Strengthening Massachusetts Hospital Systems
The funding agreement makes $199 million available for eligible high public payer acute care hospitals across the Commonwealth through an approach that maximizes federal financial reimbursements, stabilizes the Health Safety Net Trust Fund, and makes targeted payments to hospitals to maximize the impact of taxpayer dollars.
- Provides $122 million in targeted relief payments to certain acute care hospitals utilizing eligibility criteria designed to maximize the impact of taxpayers’ dollars for those hospitals and communities which need it most.

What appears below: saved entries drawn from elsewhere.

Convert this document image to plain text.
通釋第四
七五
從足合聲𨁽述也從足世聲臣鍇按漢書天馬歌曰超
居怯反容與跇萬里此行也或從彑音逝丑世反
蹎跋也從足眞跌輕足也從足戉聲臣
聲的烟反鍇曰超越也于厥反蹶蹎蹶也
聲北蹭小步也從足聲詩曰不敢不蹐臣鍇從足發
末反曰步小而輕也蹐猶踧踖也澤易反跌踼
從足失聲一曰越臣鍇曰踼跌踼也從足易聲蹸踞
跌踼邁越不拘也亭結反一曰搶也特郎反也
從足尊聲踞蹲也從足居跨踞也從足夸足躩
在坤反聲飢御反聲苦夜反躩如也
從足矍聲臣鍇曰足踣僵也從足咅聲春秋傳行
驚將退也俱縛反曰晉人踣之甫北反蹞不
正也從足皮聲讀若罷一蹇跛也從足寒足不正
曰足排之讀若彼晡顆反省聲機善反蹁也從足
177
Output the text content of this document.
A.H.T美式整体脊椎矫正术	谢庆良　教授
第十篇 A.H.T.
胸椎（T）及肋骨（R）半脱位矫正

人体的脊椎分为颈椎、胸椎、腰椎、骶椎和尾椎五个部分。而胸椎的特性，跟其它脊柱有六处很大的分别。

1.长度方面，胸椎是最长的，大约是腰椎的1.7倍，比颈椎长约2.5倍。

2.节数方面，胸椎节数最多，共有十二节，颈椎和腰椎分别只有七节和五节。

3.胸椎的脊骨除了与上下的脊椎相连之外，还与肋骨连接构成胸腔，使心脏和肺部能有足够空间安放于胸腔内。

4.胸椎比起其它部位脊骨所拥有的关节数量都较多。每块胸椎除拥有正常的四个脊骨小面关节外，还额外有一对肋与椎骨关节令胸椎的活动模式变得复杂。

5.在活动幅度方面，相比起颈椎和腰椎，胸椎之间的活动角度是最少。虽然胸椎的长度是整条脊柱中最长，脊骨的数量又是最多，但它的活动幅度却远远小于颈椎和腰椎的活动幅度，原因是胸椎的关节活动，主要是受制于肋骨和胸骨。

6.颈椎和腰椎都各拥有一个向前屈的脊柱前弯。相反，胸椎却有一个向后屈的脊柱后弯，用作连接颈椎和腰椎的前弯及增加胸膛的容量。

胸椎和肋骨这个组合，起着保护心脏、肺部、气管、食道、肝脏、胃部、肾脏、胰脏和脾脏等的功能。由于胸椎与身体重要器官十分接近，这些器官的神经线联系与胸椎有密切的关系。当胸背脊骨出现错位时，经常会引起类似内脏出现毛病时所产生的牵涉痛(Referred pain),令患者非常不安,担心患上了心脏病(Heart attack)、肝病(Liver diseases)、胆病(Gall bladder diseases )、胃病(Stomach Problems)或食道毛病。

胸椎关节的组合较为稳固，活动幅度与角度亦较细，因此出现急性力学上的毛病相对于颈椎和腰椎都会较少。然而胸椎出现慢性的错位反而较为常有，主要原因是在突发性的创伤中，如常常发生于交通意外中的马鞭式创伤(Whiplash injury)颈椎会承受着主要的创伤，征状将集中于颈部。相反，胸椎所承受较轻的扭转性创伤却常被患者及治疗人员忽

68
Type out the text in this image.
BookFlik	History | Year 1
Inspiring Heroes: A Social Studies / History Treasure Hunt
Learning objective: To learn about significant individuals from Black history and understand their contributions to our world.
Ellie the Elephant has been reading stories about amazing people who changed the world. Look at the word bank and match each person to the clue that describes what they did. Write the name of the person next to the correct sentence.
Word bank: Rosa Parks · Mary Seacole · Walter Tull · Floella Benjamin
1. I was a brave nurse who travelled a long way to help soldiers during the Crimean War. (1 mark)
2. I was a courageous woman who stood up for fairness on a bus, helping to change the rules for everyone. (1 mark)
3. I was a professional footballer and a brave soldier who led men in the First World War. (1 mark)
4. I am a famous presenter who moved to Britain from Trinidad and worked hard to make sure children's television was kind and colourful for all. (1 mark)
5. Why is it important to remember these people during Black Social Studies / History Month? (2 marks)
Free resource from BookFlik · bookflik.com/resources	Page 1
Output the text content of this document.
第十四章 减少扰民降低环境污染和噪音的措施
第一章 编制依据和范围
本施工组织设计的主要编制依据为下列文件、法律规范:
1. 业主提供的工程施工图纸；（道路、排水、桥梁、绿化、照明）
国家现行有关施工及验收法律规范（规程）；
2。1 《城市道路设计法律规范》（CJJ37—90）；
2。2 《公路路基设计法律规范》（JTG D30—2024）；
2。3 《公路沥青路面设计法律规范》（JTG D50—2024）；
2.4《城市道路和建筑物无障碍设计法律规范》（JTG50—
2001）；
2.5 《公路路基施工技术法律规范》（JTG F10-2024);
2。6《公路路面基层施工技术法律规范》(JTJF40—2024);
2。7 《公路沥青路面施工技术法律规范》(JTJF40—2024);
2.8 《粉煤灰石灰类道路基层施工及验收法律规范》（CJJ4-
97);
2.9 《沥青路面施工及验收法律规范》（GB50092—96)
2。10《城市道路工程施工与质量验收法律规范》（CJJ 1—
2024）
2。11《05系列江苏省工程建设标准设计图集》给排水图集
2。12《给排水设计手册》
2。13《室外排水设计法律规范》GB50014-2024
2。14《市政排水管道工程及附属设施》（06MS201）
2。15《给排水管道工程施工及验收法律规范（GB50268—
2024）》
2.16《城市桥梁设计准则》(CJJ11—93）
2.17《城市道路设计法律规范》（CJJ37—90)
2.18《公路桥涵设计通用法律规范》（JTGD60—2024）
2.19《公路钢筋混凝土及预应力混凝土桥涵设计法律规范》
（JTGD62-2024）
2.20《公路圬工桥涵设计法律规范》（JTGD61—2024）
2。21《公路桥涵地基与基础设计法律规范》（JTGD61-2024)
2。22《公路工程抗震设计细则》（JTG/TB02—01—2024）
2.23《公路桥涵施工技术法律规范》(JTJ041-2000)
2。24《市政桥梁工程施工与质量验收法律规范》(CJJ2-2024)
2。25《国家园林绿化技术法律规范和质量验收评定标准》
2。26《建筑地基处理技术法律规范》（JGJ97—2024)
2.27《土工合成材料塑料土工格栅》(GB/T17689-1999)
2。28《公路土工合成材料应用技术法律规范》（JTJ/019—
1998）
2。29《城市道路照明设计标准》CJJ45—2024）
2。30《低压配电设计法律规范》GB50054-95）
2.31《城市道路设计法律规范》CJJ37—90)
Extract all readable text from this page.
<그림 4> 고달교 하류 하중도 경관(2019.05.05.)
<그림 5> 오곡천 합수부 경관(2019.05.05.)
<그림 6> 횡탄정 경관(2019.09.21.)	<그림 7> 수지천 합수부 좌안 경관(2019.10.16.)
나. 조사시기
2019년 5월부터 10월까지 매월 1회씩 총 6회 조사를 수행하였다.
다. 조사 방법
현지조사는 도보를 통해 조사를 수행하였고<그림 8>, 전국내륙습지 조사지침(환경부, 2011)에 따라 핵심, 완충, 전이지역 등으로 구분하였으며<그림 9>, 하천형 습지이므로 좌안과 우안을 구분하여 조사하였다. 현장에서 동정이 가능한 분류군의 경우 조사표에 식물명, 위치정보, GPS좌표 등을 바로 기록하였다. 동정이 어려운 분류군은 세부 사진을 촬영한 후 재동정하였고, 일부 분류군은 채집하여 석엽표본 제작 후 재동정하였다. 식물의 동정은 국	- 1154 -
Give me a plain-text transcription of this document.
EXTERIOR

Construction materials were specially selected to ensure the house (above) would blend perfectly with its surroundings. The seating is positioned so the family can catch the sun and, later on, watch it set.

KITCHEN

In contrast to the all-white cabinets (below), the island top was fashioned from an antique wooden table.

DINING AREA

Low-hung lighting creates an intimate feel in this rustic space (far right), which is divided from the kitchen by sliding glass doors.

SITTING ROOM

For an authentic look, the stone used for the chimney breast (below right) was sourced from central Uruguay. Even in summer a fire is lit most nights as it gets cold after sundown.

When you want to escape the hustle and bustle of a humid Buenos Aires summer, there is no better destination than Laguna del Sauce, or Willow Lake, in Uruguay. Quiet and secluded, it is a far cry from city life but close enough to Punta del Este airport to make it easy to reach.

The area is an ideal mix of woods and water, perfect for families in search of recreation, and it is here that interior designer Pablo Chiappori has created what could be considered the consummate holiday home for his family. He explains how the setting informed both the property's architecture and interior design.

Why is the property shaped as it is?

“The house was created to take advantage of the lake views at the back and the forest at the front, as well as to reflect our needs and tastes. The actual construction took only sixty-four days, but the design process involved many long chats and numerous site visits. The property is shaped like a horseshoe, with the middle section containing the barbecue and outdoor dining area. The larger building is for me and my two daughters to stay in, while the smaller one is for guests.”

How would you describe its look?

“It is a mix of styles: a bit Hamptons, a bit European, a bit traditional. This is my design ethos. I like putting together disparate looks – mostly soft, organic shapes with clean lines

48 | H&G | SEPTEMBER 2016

The eligibility criteria include:
- Each hospital’s patient mix, prioritizing those which serve the greatest share of the state’s low-income population.
- Each hospital’s affordability, prioritizing those which provide services at the most affordable prices.
- Each hospital’s financial standing, prioritizing those which have the most severe fiscal strain.
- Transfers $77 million into the Health Safety Net Trust Fund to stabilize the program for hospitals providing services to the greatest share of the Commonwealth’s vulnerable populations.
Supporting Massachusetts Community Health Centers
- Community health centers continue to support the Commonwealth’s greatest share of vulnerable populations while facing federal funding delays, Medicaid cuts, and rising pharmaceutical and other medical costs.
- The agreement provides $35 million in financial relief to community health centers, including $2.5 million for the Massachusetts League of Community Health Centers to facilitate regional savings initiatives, including shared service options.
Both chambers of the Legislature voted to enact the supplemental budget on Thursday, sending the legislation to the Governor for her signature.